ByFlint Johnson, writer at
An historical SciFi author who sees comic heroes as the modern myths and integrates them into his stories.
Flint Johnson

Wonder Woman, Batgirl, Supergirl, Black Cat, Sue Storm, and Jean Grey. Your typical female superheroes, right? Not so much. I did a quick search of my library and on the internet and learned a very interesting fact; there are only three superheroines in the legends and myths --Atalanta, Caenis, and a warrior from the Mahabharata. Atalanta and the Mahabharata heroine refused to marry, and when they were finally forced to both women lost their martial abilities. Caenis was raped by a god and asked in return to be made a man. Caenis, or Caeneus, is a good symbol for all three women. To be considered a superhero, a woman traditionally had to give up being a woman altogether.

Not so with the comic book genre. Wonder Woman was created in 1942, and in that very same issue she fell in love with Steve Trevor. The feelings were returned, and the couple have carried on a romantic relationship. In the 1960s and 1970s the Invisible Woman and Jean Grey were similarly able to have marriages, with both women eventually marrying. Interestingly, in all three cases the women were more powerful than their mates.

Batgirl, Supergirl, and Black Cat have all had more complicated romances, but they have had relationships. And in no case have they lost their powers because of the fact that they were allowing themselves to love. With these women, too, they have been more powerful than most of their romantic interests.

In this regard, the development of the superheroine has been a tremendous step forward for women. That a woman could have both her full abilities and a romantic partner would have been unthinkable before the twentieth century. The functional fixedness of women's perception; as either intelligent and forceful or a wife and mother was ingrained not just into the public's thoughts of their heroines but of society's thinking toward women in general.

That a woman could be more powerful than her man would have been unthinkable up until the last few decades. In our society, the thought that a woman could be better, at anything, than a man continues to be an issue. I just watched Hancock again, and there is a scene where Charlize Theron asks her husband to open a bottle she is having trouble with. It's silly, and I laughed at the irony. But the scene is so honest it's also frightening.

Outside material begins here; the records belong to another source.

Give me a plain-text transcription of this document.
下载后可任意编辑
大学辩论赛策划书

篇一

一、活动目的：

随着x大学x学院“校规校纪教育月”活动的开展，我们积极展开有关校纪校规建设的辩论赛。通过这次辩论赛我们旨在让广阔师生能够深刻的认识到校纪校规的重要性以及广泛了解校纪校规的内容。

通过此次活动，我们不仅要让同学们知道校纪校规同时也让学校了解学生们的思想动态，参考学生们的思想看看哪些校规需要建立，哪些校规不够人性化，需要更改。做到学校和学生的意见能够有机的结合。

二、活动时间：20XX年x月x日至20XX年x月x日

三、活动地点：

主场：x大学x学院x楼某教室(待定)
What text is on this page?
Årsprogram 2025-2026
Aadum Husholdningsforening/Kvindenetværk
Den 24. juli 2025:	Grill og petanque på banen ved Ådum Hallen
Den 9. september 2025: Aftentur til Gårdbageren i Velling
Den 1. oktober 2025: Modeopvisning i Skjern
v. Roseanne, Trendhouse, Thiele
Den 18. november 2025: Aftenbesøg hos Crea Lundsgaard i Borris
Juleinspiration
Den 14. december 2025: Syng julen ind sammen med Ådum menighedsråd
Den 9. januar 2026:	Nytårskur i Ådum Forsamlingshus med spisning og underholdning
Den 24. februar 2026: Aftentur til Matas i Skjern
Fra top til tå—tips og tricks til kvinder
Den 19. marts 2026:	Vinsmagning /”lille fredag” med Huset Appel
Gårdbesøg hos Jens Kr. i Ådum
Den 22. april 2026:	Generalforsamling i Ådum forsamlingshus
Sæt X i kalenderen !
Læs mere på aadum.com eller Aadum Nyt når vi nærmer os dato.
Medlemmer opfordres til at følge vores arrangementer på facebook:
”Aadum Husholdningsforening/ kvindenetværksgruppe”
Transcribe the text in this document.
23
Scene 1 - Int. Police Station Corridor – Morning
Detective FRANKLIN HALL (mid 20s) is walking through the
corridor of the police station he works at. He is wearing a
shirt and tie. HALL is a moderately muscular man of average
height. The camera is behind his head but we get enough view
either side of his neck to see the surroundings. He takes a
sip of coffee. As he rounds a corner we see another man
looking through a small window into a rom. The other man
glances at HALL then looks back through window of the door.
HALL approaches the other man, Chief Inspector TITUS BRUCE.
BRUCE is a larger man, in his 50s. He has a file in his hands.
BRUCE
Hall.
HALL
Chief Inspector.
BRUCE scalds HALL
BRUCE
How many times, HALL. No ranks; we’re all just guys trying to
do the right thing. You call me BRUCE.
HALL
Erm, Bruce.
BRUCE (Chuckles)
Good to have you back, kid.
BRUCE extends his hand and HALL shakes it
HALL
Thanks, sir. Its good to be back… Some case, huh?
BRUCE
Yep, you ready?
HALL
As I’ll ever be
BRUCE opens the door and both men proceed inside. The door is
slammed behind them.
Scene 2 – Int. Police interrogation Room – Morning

With all the advances being made, there is still one point in which women are well behind the men - intelligence. Mr. Fantastic's powers are no match for his wife, but he is a powerful mutant in his own right. On the other hand, he is possibly the smartest human in the Marvel universe while the Invisible Woman was a model before she became part of the Fantastic Four. His brains are why he is the team leader. Similarly Cyclops is generally portrayed as more intelligent than the more powerful Jean Grey and he is the field leader of the X-Men. Wonder Woman defers to Steve, despite the fact that she is supposed to be more intelligent than him. Supergirl is the immature cousin of Superman. Black Cat is the ethically challenged sometime partner of Spider-Man. Batgirl only became intelligent when she was crippled. Comic heroines have moved perceptions of women well beyond their mythological role models but they still have some distance to go.